Com versões de temas como “E Depois do Adeus” (Paulo de Carvalho), “Venham Mais Cinco” e “Era um Redondo Vocábulo” (José Afonso), mas também de “We Shall Overcome” e da “Internacional” por exemplo, o álbum é um encontro entre dois dos grandes pianistas da história da música portuguesa. E é impossível ficar indiferente à recriação afirmativa e poderosa a dois pianos de “Grândola Vila Morena”, a canção mais emblemática do 25 de abril de 1974 e do fim do Estado Novo.

“After The Rain”

Em 2019, saía postumamente o disco Solo, resultado de uma viagem de Bernardo Sassetti a São Miguel, nos Açores, onde passou três dias de volta de um piano particularmente especial que o esperava no Teatro Micaelense — um piano muito comentado entre pianistas quer da música clássica quer do jazz, pela beleza, mecânica e potencialidades de som.

A viagem, segundo a diretora da Casa Bernardo Sassetti (que editou o disco) Inês Laginha, aconteceu por pedido do pianista ao diretor do Teatro Micaelense. Bernardo Sassetti gravou então em São Miguel uma série de temas e chegou mesmo a começar um trabalho de produção do que ali gravara, mas acabou por abandonar o projeto e dedicar-se a outras edições. Do disco faz parte uma versão de “After the Rain”, tema do mestre norte-americano do saxofone John Coltrane, que por si só já justificava a edição. Deste álbum póstumo, também vale muito a pena ouvir “Costa dos Murmúrios”, por exemplo.

“Abertura”

A palavra “melancolia” ficou colada à música de Bernardo Sassetti sem descolar, graças a temas em que o pianista explorou o silêncio e procurou a contenção nas suas composições e improvisações. Convém porém não esquecer que quer em discos quer em palco, Sassetti era capaz de viagens rítmicas aceleradas igualmente estimulantes.

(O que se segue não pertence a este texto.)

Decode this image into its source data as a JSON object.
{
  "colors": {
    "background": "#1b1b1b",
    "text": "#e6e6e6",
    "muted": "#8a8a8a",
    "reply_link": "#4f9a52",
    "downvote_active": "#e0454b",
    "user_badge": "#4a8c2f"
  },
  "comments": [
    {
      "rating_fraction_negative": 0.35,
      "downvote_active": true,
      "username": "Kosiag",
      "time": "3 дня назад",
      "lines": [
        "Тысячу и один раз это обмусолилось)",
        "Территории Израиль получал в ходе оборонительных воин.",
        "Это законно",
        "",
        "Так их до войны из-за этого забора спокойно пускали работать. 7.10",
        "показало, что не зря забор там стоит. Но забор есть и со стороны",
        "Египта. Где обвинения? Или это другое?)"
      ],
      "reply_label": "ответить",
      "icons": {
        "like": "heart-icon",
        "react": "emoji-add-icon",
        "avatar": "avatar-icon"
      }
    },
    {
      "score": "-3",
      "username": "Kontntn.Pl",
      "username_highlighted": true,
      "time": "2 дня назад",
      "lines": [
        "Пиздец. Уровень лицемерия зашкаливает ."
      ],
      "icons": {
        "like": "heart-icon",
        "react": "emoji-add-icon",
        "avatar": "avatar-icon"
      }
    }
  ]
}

A inquietude, já referida, levava-o também a acelerações e desacelerações num mesmo tema — a cada aceleração, uma busca renovada por novos caminhos musicais, por novos clímax jazzísticos. Tal é particularmente notório em “Abertura”, o tema de arranque de um disco póstumo editado já este ano. Intitulado Culturgest, 2007, o álbum contém alguns dos momentos que marcaram um concerto dado na sala lisboeta naquele ano. Em palco estava o trio que marcou como poucos o jazz português: Sassetti no piano, Alexandre Frazão na bateria, Carlos Barretto no contrabaixo. Aqui ouvimos nove minutos de puro deleite, uma formação oleada e em perfeita sintonia permanentemente à procura de algo novo, maravilhando ainda quem escutava essa busca.